Однако совокупность культурных особенностей человека станет капиталом только в случае его ликвидности по сравнению с другими формами капитала. Например, один и тот же культурный капитал в разных условиях может иметь неоднозначную ценность, которая выражается в его способности к конвертации. Логично, что знание иностранных языков как обладание культурными средствами теоретически повышает перспективы человека при трудоустройстве. Однако, если этим человеком окажется иммигрант, знающий свой родной язык и язык местного сообщества, то это свойство не придаст ему конкурентоспособности по сравнению с резидентом данной местности, знающим только родной язык. Иными словами, индивид, обладающий меньшей квалификацией, но большим социальным капиталом в соответствии со специфической символической логикой общества, т.е. когда он является «своим» среди равных, может конкурировать с более компетентными, но проигрывающими в символическом плане. Таким образом, конвертация рабочей силы (культурный капитал) в деньги (экономический капитал), учитывает не только количественные и качественные показатели данных капиталов, но их ценность (признанность) в том или ином обществе, т.е. — символические характеристики культурного и социального капиталов. Иными словами, процесс трансформации культурного капитала

в экономический капитал всегда обусловлен символическим значением социального капитала индивида или группы.
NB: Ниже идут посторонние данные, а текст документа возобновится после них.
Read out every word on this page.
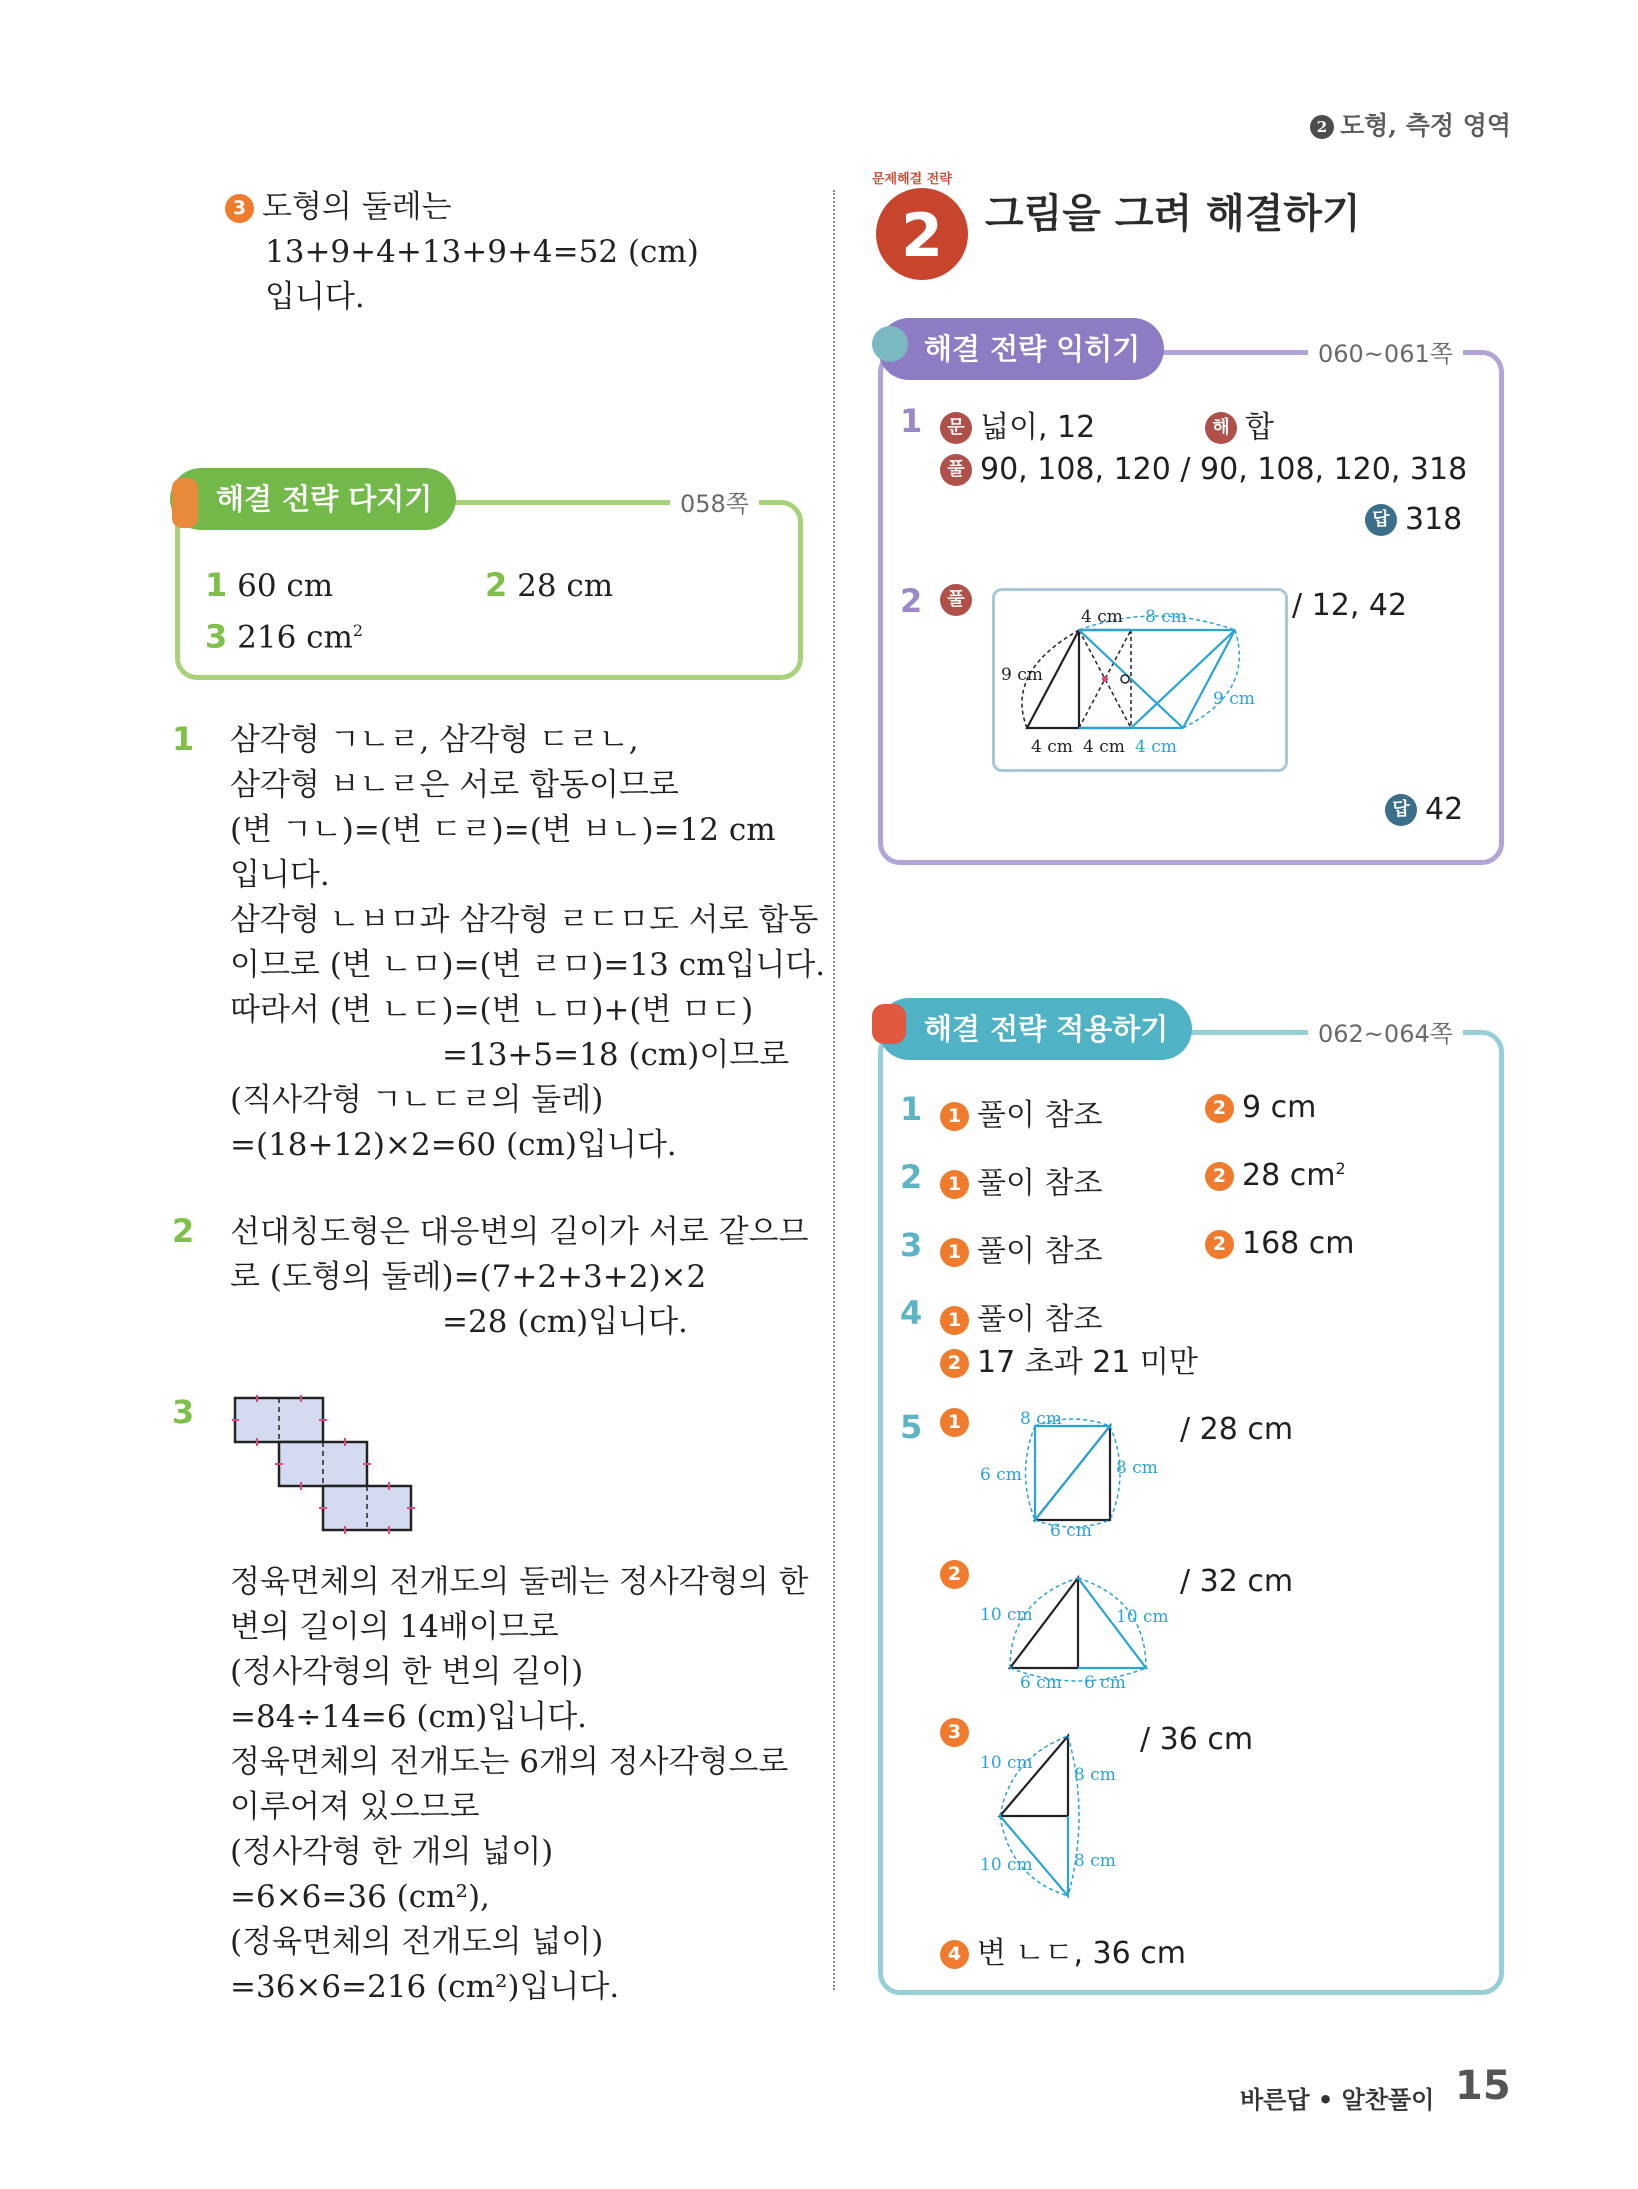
2 도형, 측정 영역
3 도형의 둘레는
13+9+4+13+9+4=52 (cm)
입니다.
해결 전략 다지기	058쪽
1 60 cm	2 28 cm
3 216 $cm^2$
1 삼각형 ㄱㄴㄹ, 삼각형 ㄷㄹㄴ,
삼각형 ㅂㄴㄹ은 서로 합동이므로
(변 ㄱㄴ)=(변 ㄷㄹ)=(변 ㅂㄴ)=12 cm
입니다.
삼각형 ㄴㅂㅁ과 삼각형 ㄹㄷㅁ도 서로 합동
이므로 (변 ㄴㅁ)=(변 ㄹㅁ)=13 cm입니다.
따라서 (변 ㄴㄷ)=(변 ㄴㅁ)+(변 ㅁㄷ)
=13+5=18 (cm)이므로
(직사각형 ㄱㄴㄷㄹ의 둘레)
=(18+12)×2=60 (cm)입니다.
2 선대칭도형은 대응변의 길이가 서로 같으므
로 (도형의 둘레)=(7+2+3+2)×2
=28 (cm)입니다.
3
정육면체의 전개도의 둘레는 정사각형의 한
변의 길이의 14배이므로
(정사각형의 한 변의 길이)
=84÷14=6 (cm)입니다.
정육면체의 전개도는 6개의 정사각형으로
이루어져 있으므로
(정사각형 한 개의 넓이)
=6×6=36 (cm²),
(정육면체의 전개도의 넓이)
=36×6=216 (cm²)입니다.
문제해결 전략
2	그림을 그려 해결하기
해결 전략 익히기	060~061쪽
1	문 넓이, 12	해 합
풀 90, 108, 120 / 90, 108, 120, 318
답 318
2	풀
4 cm 8 cm
9 cm
9 cm
4 cm 4 cm 4 cm
/ 12, 42
답 42
해결 전략 적용하기	062~064쪽
1	1 풀이 참조	2 9 cm
2	1 풀이 참조	2 28 $cm^2$
3	1 풀이 참조	2 168 cm
4	1 풀이 참조
2 17 초과 21 미만
5	1	8 cm
6 cm	8 cm
6 cm
/ 28 cm
2
10 cm	10 cm
6 cm 6 cm
/ 32 cm
3
10 cm
8 cm
10 cm 8 cm
/ 36 cm
4 변 ㄴㄷ, 36 cm
바른답 • 알찬풀이 15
Социальный капитал П. Бурдье определил как сумму ресурсов, фактических или виртуальных, возникающих у индивида или группы на основании обладания прочной сетью более или менее институционализированных отношений взаимного знакомства или признания [6]. Символический капитал он представлял в виде статуса или принадлежности к аристократическому классу, наделенному властью или авторитетом [5]. С одной стороны, социальный капитал объединяет участников группы, наделяя их некими преимуществом и потенциалом перед теми, кто не включен в данное сообщество. С другой стороны, символическое значение социального капитала — напротив — провоцирует эксклюзию в обществе, создавая условия неравных возможностей и прав индивидов или групп, по каким-либо признакам «исключенности» из доминантного социокультурного фона. «Разные классы и их фракции включены в собственно символическую борьбу за навязывание определения социального мира, в наибольшей мере отвечающего их интересам, причем поле идеологических взглядов воспроизводит в превращенной форме поле социальных позиций. Они могут вести эту борьбу либо напрямую, через символические конфликты каждодневной жизни, либо «по доверенности», через борьбу, в которую вступают специалисты символического производства (производители на полной ставке), чьей целью является монополия на легитимное символическое насилие» [7, с. 92].
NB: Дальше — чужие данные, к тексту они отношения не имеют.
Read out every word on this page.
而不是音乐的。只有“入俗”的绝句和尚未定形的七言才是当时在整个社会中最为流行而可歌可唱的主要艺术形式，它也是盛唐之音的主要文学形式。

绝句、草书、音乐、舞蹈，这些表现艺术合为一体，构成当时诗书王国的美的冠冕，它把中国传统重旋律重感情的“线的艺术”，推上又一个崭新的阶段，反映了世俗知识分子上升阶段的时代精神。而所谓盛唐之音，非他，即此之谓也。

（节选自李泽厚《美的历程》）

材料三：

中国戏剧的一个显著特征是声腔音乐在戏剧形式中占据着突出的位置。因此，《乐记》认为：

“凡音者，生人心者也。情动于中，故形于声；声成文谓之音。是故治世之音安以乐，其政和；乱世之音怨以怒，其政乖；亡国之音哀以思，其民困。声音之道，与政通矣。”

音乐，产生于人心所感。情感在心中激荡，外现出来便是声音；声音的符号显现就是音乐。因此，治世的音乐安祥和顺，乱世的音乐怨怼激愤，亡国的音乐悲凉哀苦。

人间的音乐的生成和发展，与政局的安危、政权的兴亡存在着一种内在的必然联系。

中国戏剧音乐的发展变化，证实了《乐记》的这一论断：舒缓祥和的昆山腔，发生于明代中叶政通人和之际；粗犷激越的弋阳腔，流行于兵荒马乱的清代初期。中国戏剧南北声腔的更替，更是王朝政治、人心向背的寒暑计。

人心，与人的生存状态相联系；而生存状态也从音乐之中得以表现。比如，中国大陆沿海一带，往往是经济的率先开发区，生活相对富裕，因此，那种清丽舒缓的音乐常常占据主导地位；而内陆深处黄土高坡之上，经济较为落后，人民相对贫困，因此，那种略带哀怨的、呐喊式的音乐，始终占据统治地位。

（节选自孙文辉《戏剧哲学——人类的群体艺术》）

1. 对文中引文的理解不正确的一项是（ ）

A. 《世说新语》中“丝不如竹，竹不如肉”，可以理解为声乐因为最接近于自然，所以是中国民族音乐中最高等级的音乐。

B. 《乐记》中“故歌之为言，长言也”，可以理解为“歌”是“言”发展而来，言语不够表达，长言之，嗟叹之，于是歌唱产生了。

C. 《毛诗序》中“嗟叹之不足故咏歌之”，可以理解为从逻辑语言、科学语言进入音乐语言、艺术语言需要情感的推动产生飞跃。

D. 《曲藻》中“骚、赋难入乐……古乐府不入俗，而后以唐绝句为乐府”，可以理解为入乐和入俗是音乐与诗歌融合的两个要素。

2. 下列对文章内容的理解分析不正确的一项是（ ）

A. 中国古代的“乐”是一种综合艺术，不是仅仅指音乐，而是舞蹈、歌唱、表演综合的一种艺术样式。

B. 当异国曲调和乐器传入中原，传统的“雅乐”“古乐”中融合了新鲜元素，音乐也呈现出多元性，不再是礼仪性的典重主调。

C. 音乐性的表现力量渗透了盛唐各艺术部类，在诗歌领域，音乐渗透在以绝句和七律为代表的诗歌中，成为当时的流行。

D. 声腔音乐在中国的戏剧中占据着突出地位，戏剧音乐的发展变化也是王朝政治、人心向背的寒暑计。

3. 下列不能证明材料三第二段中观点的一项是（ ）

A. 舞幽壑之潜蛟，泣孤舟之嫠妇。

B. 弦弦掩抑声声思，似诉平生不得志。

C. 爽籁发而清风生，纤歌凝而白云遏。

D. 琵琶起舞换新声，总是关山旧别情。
В этом случае институциональные нормы и правила поведения титульной нации или доминантной группы (олигархии) относительно «ина-ковых» культурных или социальных групп могут стигматизировать их, закрепляя их положение в социальной иерархии в качестве маргинальных, «недостойных» или «недостаточно культурных» для реализации своих прав и свобод наравне с доминантной или властной группой. Таким образом, практики исключения выражаются в депривации от ресурсов, практиках изоляции социального субъекта, а также формировании мировоззрения, паттернов и предиспозиций самих исключенных субъектов. Например, в консервативных обществах женщине предписывается роль слабого пола. Попадая в поле символического насилия, она изначально ограничена в своих правах и возможностях по сравнению с мужчиной. Это устанавливает имплицитные социальные ограничения в выборе профессии, области деятельности, карьеры и статуса, а также формирует у женщины внутреннюю неуверенность в своих способностях, силах и возможностях, фиксируя четкие границы горизонта перспектив. Если Г. Беккер видел социальный капитал как материальную выгоду каждого индивида, полученную от «духовных скреп» социальных связей, то П. Бурдье использовал данную концепцию для объяснения социального неравенства.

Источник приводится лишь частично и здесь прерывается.